I’ve been mulling over some things recently, and I decided to put my thoughts into this blog post here. After all, that’s why I started blogging.
The thoughts that have been running through my head were inspired by some reviews I’ve seen of Becky Albertalli’s The Upside of Unrequited. You might know that this was one of my favorite books of last year. Don’t get me wrong, if you didn’t like this book, that’s fine. I’m not coming after you saying that it’s wrong to dislike this book. One of the reasons people disliked this book, is that they thought the main character, Molly, only started to think of herself as beautiful when she fell in love and was in a relationship – the love-fixed-me trope.
In case you don’t know, Molly is fat. She’s always been self-conscious about her weight and appearance. She has never truly thought of herself as beautiful and desirable. The Upside of Unrequited is part of her journey towards body positivity and self-love. And yes, that journey includes finding love.
First of all, I’ll say that I do agree: falling in love is not the final answer. It does not magically make everything go away. It doesn’t erase mental illness or insecurities. Anxiety does not disappear when you fall in love with someone. Self-deprecating thoughts won’t disappear entirely. And to portray relationships like that in books can be very harming.
It can make people think that someone else is in charge of their (mental) health. Maybe it can make them too dependent on someone, or think that they should be ‘fixed’.
But I am going to be honest with you. I think writing off stories because the character falls in love with someone else while learning to love themselves is harmful and wrong too.
In the society we live in, loving yourself is not easy. Especially for fat people. Being fat has become equal to being ugly, and finding your body type in mainstream media has become Mission Impossible. Today’s beauty standards are focused on tall, skinny/slim, elegant (and white) women, while men apparently can’t be handsome without being ripped.
When you don’t fit that standard of beauty, you automatically feel less. Less beautiful. Less desirable.
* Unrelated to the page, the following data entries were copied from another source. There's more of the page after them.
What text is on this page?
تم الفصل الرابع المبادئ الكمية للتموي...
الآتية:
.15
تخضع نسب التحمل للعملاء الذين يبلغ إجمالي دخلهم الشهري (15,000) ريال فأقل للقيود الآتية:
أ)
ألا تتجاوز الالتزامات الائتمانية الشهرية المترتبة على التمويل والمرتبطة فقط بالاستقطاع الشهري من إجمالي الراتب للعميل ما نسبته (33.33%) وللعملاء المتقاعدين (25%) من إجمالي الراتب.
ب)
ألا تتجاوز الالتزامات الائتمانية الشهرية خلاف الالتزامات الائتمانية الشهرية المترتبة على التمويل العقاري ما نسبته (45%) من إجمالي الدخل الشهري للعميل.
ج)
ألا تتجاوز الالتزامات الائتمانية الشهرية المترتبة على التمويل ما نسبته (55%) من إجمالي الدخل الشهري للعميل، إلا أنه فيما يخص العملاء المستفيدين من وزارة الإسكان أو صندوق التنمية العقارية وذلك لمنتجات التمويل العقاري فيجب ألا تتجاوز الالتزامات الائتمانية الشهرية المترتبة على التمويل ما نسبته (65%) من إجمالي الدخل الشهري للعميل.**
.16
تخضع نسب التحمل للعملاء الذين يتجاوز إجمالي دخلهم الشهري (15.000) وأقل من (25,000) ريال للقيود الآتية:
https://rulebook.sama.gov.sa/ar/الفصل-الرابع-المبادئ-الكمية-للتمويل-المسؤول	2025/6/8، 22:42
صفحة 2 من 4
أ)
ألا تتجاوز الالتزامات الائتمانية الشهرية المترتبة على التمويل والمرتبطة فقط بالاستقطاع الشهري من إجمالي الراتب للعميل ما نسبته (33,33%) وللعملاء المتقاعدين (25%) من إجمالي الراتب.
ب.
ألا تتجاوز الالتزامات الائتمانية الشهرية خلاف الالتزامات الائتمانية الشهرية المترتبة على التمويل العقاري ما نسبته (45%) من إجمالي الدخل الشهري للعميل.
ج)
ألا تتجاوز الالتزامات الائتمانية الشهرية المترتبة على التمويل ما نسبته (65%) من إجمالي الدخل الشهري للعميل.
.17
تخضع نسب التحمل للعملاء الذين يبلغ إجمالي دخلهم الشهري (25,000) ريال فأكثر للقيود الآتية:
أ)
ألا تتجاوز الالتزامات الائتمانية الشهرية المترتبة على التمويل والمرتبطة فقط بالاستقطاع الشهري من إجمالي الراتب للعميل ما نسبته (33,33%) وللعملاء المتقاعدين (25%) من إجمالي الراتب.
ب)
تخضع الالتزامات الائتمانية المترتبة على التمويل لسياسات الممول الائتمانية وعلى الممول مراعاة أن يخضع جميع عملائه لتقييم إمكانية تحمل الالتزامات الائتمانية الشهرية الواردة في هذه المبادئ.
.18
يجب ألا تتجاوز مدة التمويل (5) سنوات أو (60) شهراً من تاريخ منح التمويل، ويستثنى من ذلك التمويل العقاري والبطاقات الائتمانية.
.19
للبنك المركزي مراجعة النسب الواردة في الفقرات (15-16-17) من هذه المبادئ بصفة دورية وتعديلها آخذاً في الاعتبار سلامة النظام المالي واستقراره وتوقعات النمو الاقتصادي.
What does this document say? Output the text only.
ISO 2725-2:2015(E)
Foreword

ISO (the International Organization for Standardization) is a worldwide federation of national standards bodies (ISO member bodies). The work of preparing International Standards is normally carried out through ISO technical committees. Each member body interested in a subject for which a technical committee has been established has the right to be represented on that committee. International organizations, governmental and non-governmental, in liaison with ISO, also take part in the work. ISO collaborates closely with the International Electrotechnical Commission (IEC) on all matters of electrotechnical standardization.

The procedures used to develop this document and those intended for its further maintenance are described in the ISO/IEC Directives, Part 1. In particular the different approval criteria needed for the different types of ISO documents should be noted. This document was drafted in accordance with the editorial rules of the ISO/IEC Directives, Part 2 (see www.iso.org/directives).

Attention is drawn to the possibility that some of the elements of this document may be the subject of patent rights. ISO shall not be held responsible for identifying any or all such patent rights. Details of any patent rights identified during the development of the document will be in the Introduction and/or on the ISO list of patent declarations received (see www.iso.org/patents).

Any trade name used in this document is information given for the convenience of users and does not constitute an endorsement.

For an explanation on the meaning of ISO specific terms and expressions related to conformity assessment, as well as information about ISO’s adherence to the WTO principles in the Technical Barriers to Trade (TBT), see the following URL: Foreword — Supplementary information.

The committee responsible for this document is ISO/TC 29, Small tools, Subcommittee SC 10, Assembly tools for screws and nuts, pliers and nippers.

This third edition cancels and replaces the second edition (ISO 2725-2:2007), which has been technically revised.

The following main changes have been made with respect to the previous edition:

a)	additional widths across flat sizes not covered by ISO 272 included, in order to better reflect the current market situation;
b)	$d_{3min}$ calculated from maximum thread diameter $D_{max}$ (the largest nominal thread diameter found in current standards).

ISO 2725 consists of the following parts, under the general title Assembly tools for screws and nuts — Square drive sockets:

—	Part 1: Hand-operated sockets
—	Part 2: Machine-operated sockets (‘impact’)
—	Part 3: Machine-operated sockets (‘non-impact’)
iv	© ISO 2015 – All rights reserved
Less wanted. Less secure. But more self-conscious. Rationally, you might know that just because you don’t look like Blake Lively, doesn’t mean you’re not beautiful.
But rationally knowing it is not the same as feeling it. It’s not the same as feeling beautiful. As taking pride in your appearance. Learning to love yourself is a long journey.
Writing off stories in which people learn to love themselves while falling in love with someone else sends a signal that you can’t be loved by someone until you love yourself. And that is utter and complete bullshit.
Your journey is not any less meaningful because you had a partner by your side, who loves you and tells you you are beautiful or handsome. Sometimes, your self-confidence can be so shattered and non-existent that it takes hearing it from someone else to start that spark of self-love.
Is it a journey someone else can take for you? No.
Is it necessarily a journey you have to take on your own? No.
The idea that you have to love yourself before you can love someone else, or before someone else can love you, is just as damaging as the idea that love fixes everything. Someone can see how wonderful and beautiful you are long before you can see it yourself.
So allow yourself to love. Love yourself, and love others. They are not mutually exclusive, and should not be dependent on each other. One is not a prerequisite for the other.
We are tougher on ourselves than we are on others. With a loved one, we learn to accept their flaws and little quirks, while we struggle with doing the same for ourselves. Being in a healthy relationship might help you shift mindset and see yourself the way you see your partner.
I’m not saying that you need to love someone else before you can love yourself. I’m saying that you don’t need to be alone to start your journey, nor do you need someone else. This depends entirely on you.
Lastly, who can truly say they have mastered self-love? Who doesn’t still have self-deprecating thoughts about themselves once in a while? Loving yourself is a journey, one I think we will always be on. So why can we not love someone else while being on that journey? Then most of us would have to be alone forever.
If you truly don’t think of yourself as beautiful, desirable or worthy, you need a catalyst to start a change in mindset. Some people can be their own catalyst. Others might be lucky to fall in love, and have someone else’s love be that catalyst. Sometimes, it could be a body-positive article or Instagram post you’ve seen, that kickstarts your journey.
We need to acknowledge every catalyst, and stop speaking in such absolutes.
As for novels, here’s my advice:
- Write stories on people’s journey towards self-love
- Write stories on people who don’t fall in love with others, but with themselves
- Write stories on people who fall in love with another while learning to love themselves.
- Write stories on healthy and uplifting relationships
- Write stories on healthy and uplifting friendships
- Write all the stories.
What do you think? Do you think you should love yourself before you can love someone else, or someone else can love you?